CFPB’s Alarming Findings: U.S. Auto Sales Loan Servicer cost customers millions of dollars

For a number of illegal actions that injured people with auto loans, the Consumer Financial Protection Bureau (CNPB) filed a complaint in federal court against the auto-loan servicer USASF Servicing (USASF). These actions include:

  • Wrongfully disabling their vehicles
  • Double invoicing borrowers for insurance fees
  • Improperly reclaiming automobiles from borrowers
  • Neglecting to reimburse customers for millions of dollars in refunds

The CFPB claims that USASF Servicing, a division of Auto Sales, double-billed for collateral protection insurance, failed to reimburse customers for unused GAP payments, and improperly impounded or activated kill switches on customers’ vehicles. Even when consumers were not in late payments, the auto loan servicer remotely activated devices that blocked cars from starting.

The Consumer Financial Protection Bureau wants to prohibit any further violations from the auto-loan servicer USASF Servicing (USASF). Therefore, CFPB is demanding compensation for customers, and collect civil money penalties.

A car loan servicer with its main office in Lawrenceville, Georgia, is called USASF. A subsidiary of USASF, U.S. vehicle Sales, Inc., a buy-here-pay-here vehicle dealer and lender with 31 dealerships in the Southeast, handled auto loans that were initiated by those businesses.


Guaranteed Asset Protection and Collateral Protection Insurance are products that customers can purchase when they buy or lease an automobile, respectively, from USASF. Auto Sales closed down the majority of its companies in April 2023.

CFPB Allegations

Disabling Vehicles Illegally

Auto lenders frequently demand that vehicles have GPS-enabled devices installed, which allow the lender or servicer to stop a borrower from starting the vehicle. These gadgets are also referred to as “kill switches” or “starter interrupters.” During times when the customer was neither in default nor in contact with USASF regarding forthcoming payments, USASF wrongly disabled vehicles more than 7,000 times and set off warning tones in vehicles at least 70,000 times. USASF at least 1,500 times remotely deactivated autos while specifically guaranteeing consumers it wouldn’t.

Consumer’s Premiums were not Refunded

According to the CFPB, USASF offered customers Guaranteed Asset Protection, which helps bridge the financial gap between what a borrower owes on their auto loan and what their auto insurance will pay in the event that their automobile is stolen, totaled, or suffers other damage. Customers were entitled to refunds of any Guaranteed Asset Protection premiums paid in advance for periods when they would no longer have coverage when they paid off their loans early or USASF repossessed an automobile and charged off an account.
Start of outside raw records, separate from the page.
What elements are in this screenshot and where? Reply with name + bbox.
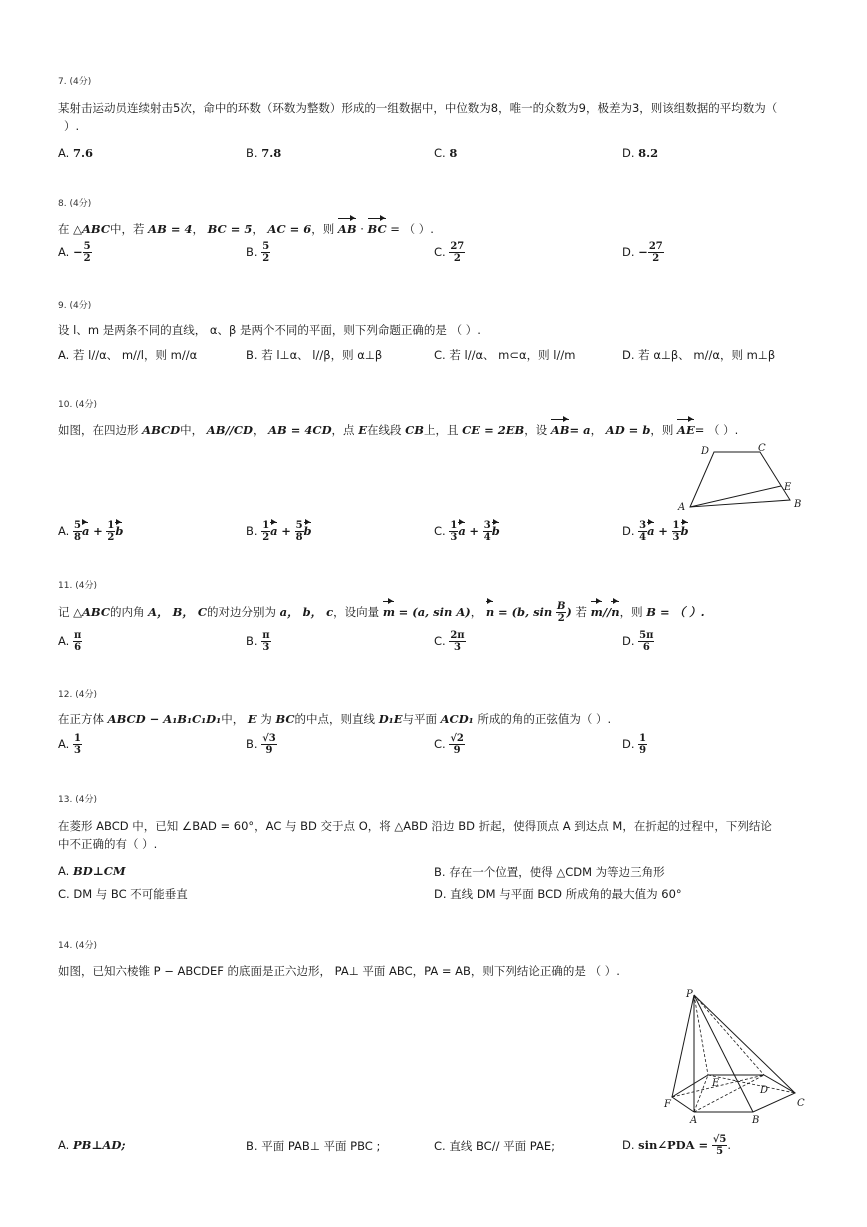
q11-option-c[interactable]: C. $\frac{2\pi}{3}$ — [434, 630, 465, 653]
q9-option-c[interactable]: C. 若 l//α、 m⊂α，则 l//m — [434, 348, 576, 362]
q11-option-b[interactable]: B. $\frac{\pi}{3}$ — [246, 630, 270, 653]
question-13-stem: 在菱形 ABCD 中，已知 ∠BAD = 60°，AC 与 BD 交于点 O，将 △ABD 沿边 BD 折起，使得顶点 A 到达点 M，在折起的过程中，下列结论 中不正确的有（ ）. — [58, 819, 772, 851]
q10-label-a: A — [678, 502, 686, 513]
q10-option-c[interactable]: C. $\frac{1}{3}$ a + $\frac{3}{4}$ b — [434, 520, 500, 543]
question-9-number: 9. (4分) — [58, 301, 92, 311]
question-12-number: 12. (4分) — [58, 690, 97, 700]
question-7-number: 7. (4分) — [58, 77, 92, 87]
q10-option-a[interactable]: A. $\frac{5}{8}$ a + $\frac{1}{2}$ b — [58, 520, 124, 543]
question-10-stem: 如图，在四边形 ABCD中， AB//CD， AB = 4CD，点 E在线段 CB上，且 CE = 2EB，设 AB= a， AD = b，则 AE= （ ）. — [58, 423, 739, 437]
q12-option-a[interactable]: A. $\frac{1}{3}$ — [58, 733, 81, 756]
q10-option-b[interactable]: B. $\frac{1}{2}$ a + $\frac{5}{8}$ b — [246, 520, 312, 543]
q14-label-p: P — [686, 989, 693, 1000]
q10-quadrilateral-figure — [672, 440, 812, 516]
q7-option-a[interactable]: A. 7.6 — [58, 146, 93, 160]
question-13-number: 13. (4分) — [58, 795, 97, 805]
q14-label-f: F — [664, 1099, 671, 1110]
q13-option-b[interactable]: B. 存在一个位置，使得 △CDM 为等边三角形 — [434, 865, 665, 879]
q13-option-c[interactable]: C. DM 与 BC 不可能垂直 — [58, 887, 188, 901]
q10-label-d: D — [701, 446, 710, 457]
q7-option-c[interactable]: C. 8 — [434, 146, 458, 160]
q10-option-d[interactable]: D. $\frac{3}{4}$ a + $\frac{1}{3}$ b — [622, 520, 689, 543]
q8-option-d[interactable]: D. − $\frac{27}{2}$ — [622, 241, 663, 264]
q14-label-d: D — [760, 1085, 769, 1096]
question-10-number: 10. (4分) — [58, 400, 97, 410]
question-7-stem: 某射击运动员连续射击5次，命中的环数（环数为整数）形成的一组数据中，中位数为8，唯一的众数为9，极差为3，则该组数据的平均数为（ ）. — [58, 101, 778, 133]
question-11-number: 11. (4分) — [58, 581, 97, 591]
q7-option-d[interactable]: D. 8.2 — [622, 146, 659, 160]
q9-option-a[interactable]: A. 若 l//α、 m//l，则 m//α — [58, 348, 198, 362]
question-14-stem: 如图，已知六棱锥 P − ABCDEF 的底面是正六边形， PA⊥ 平面 ABC，PA = AB，则下列结论正确的是 （ ）. — [58, 964, 620, 978]
q13-option-d[interactable]: D. 直线 DM 与平面 BCD 所成角的最大值为 60° — [434, 887, 682, 901]
q12-option-b[interactable]: B. $\frac{√3}{9}$ — [246, 733, 276, 756]
q7-option-b[interactable]: B. 7.8 — [246, 146, 282, 160]
q12-option-d[interactable]: D. $\frac{1}{9}$ — [622, 733, 647, 756]
q14-label-a: A — [690, 1115, 698, 1125]
q10-label-e: E — [784, 482, 792, 493]
q14-label-b: B — [752, 1115, 760, 1125]
q13-option-a[interactable]: A. BD⊥CM — [58, 864, 126, 878]
q14-label-c: C — [797, 1098, 805, 1109]
q11-option-d[interactable]: D. $\frac{5\pi}{6}$ — [622, 630, 654, 653]
q12-option-c[interactable]: C. $\frac{√2}{9}$ — [434, 733, 464, 756]
question-8-number: 8. (4分) — [58, 199, 92, 209]
q8-option-a[interactable]: A. − $\frac{5}{2}$ — [58, 241, 91, 264]
q10-label-c: C — [758, 443, 766, 454]
q8-option-b[interactable]: B. $\frac{5}{2}$ — [246, 241, 270, 264]
q10-label-b: B — [794, 499, 802, 510]
q14-option-b[interactable]: B. 平面 PAB⊥ 平面 PBC ; — [246, 1139, 381, 1153]
q14-option-a[interactable]: A. PB⊥AD; — [58, 1138, 126, 1152]
question-8-stem: 在 △ABC中，若 AB = 4， BC = 5， AC = 6，则 AB · BC = （ ）. — [58, 222, 434, 236]
q14-option-d[interactable]: D. sin∠PDA = $\frac{√5}{5}$ . — [622, 1134, 732, 1157]
q14-label-e: E — [712, 1078, 720, 1089]
question-11-stem: 记 △ABC的内角 A， B， C的对边分别为 a， b， c，设向量 m = (a, sin A)， n = (b, sin $\frac{B}{2}$ ) 若 m//n，则 B = （ ）. — [58, 601, 705, 624]
question-12-stem: 在正方体 ABCD − A₁B₁C₁D₁中， E 为 BC的中点，则直线 D₁E与平面 ACD₁ 所成的角的正弦值为（ ）. — [58, 712, 612, 726]
q14-option-c[interactable]: C. 直线 BC// 平面 PAE; — [434, 1139, 555, 1153]
question-14-number: 14. (4分) — [58, 941, 97, 951]
q9-option-d[interactable]: D. 若 α⊥β、 m//α，则 m⊥β — [622, 348, 776, 362]
question-9-stem: 设 l、m 是两条不同的直线， α、β 是两个不同的平面，则下列命题正确的是 （ ）. — [58, 323, 481, 337]
q8-option-c[interactable]: C. $\frac{27}{2}$ — [434, 241, 465, 264]
q9-option-b[interactable]: B. 若 l⊥α、 l//β，则 α⊥β — [246, 348, 383, 362]
q11-option-a[interactable]: A. $\frac{\pi}{6}$ — [58, 630, 82, 653]
q14-pyramid-figure — [660, 985, 820, 1125]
Millions of dollars in reimbursements from the Guaranteed Asset Protection administrator were not won by USASF.


Double Billing Customers and Improperly Applied Payments

The CFPB asserts that USASF: Charged clients for the same collateral-protection coverage when they were enrolled via a USASF affiliate. Every billing cycle, in some cases for almost a year, 34,000 customers were double-charged for the insurance, costing them millions of dollars. Additionally, USASF incorrectly assigned additional loan payments made by customers first to late fees or collateral-protection insurance rather than to accumulated interest. Consumers paid over a million dollars in interest and fees as a result of USASF’s incorrect application of their payments, which they would not have had to.

Illegally Seized Vehicles

Some customers who were never eligible for repossession or who took efforts to block the repossession had their automobiles improperly repossessed by USASF. Sometimes USASF would sell the vehicles it had unjustly seized.

After mortgages and student loans, auto loans are the third-largest type of outstanding consumer debt. The price of cars has significantly grown recently, which has boosted borrowing. The CFPB has increased its market monitoring of the car lending industry. It also has started taking legal action against auto finance companies for deceptive credit and reporting methods

The goal of the CFPB is to stop any further infractions while also obtaining consumer remedies and civil monetary fines.

Consumers can contact about financial products complaints or services by visiting the CFPB’s website or by dialling (855) 411-CFPB (2372).

Employees of businesses are urged to email information about any violations of federal consumer finance regulations they may be aware of to [email protected].